Welcome to the Linux Foundation Forum!
GZ or BZ2?
in Applications
Hi. I'd like to adopt a default compression algorithm to my files. It has to be the most linux friendly, have the highest compression rate and security. Instantly I thought in tar.gz and tar.bz2. But I don't know their main differences. Witch one should I chose?
0
Comments
Here is what I ran to test various compress algorithms.
File: linux-2.6.36-rc4
Uncompressed Size: 454M
tar.gz
Time: 25.546s
New Size: 88M
Compression Percent: 80.6%
7zip
Time: 4m 0.327s
New Size: 61M
Compression Percent: 86.6%
xz
Time: 6m 6.009s
New Size: 59M
Compression Percent: 87.0%
tar.bz2
Time: 1m 41.552s
New Size: 52M
Compression Percent: 88.5%
By what I have heard xz is supposed to be much better than bz2 or gz, but it may just be my archive contents that restricted the compression. In the end you will have to create compressed archives with the various algorithms on a realistic sample and decide which best files your speed, compression and system load needs.

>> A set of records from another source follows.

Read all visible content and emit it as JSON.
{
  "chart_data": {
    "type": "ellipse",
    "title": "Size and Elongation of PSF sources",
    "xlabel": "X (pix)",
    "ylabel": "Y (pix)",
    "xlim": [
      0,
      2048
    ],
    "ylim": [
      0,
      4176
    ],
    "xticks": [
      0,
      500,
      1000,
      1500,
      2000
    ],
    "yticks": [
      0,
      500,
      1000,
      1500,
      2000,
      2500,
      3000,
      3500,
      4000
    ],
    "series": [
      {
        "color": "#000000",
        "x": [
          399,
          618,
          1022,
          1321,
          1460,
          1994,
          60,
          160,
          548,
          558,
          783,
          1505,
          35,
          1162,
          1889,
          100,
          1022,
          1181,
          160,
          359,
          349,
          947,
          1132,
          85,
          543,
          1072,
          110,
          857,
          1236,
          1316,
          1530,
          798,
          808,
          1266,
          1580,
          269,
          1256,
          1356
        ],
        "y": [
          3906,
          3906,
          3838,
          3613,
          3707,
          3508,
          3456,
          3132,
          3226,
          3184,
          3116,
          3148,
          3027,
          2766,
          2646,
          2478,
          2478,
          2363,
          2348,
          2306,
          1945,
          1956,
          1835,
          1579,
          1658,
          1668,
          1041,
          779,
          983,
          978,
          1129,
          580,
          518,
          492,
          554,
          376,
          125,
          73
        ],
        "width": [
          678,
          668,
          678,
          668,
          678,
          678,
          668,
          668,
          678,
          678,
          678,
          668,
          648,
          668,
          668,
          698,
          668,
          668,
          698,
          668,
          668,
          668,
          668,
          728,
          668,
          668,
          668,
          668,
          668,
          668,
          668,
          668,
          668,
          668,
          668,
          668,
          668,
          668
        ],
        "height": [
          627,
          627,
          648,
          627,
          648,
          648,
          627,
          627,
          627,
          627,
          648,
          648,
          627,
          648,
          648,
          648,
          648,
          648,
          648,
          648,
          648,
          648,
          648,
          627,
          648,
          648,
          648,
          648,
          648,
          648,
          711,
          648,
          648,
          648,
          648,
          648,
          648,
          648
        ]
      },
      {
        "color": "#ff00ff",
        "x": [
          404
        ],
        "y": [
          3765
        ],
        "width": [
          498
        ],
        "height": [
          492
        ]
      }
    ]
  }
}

I know that the format rar is can add a defined amount of redundancy to an archive, thus making the archive more robust when it comes to corruption; the catch is that the rar format isn't open. I don't think that GNU tar has the same feature built in, but third party utilities might provide something similar.
When it comes to efficiency, all tests I have seen so far indicate that the compression ratio of bz2 is superior to that of it's older counterpart gz, but that efficiency boost comes at the price of requiring more CPU time. I don't have anything to contribute regarding other formats (xz, 7z, etc); see Matthews excellent answer for some raw numbers on this issue.
Lets compare the two formats:
file.tar.gz : generally larger, but it takes less time to decompress
extraction command: tar -zxvf file.tar.gz
file.tar.bz2: generally smaller, but takes more time to decompress
extraction command: tar -jxvf file.tar.bz2
Now let's assess your needs: If you want to distribute your file online, I reccomend using bz2. This allows for faster downloads of said file. If you are running on a lower-end machine with a faster internet connection, than by all means use gz. This will allow for faster decompression, but download time will suffer.
To conclude: Both formats are (basically) useable accross Linux systems, you just have to decide which format meets your needs best.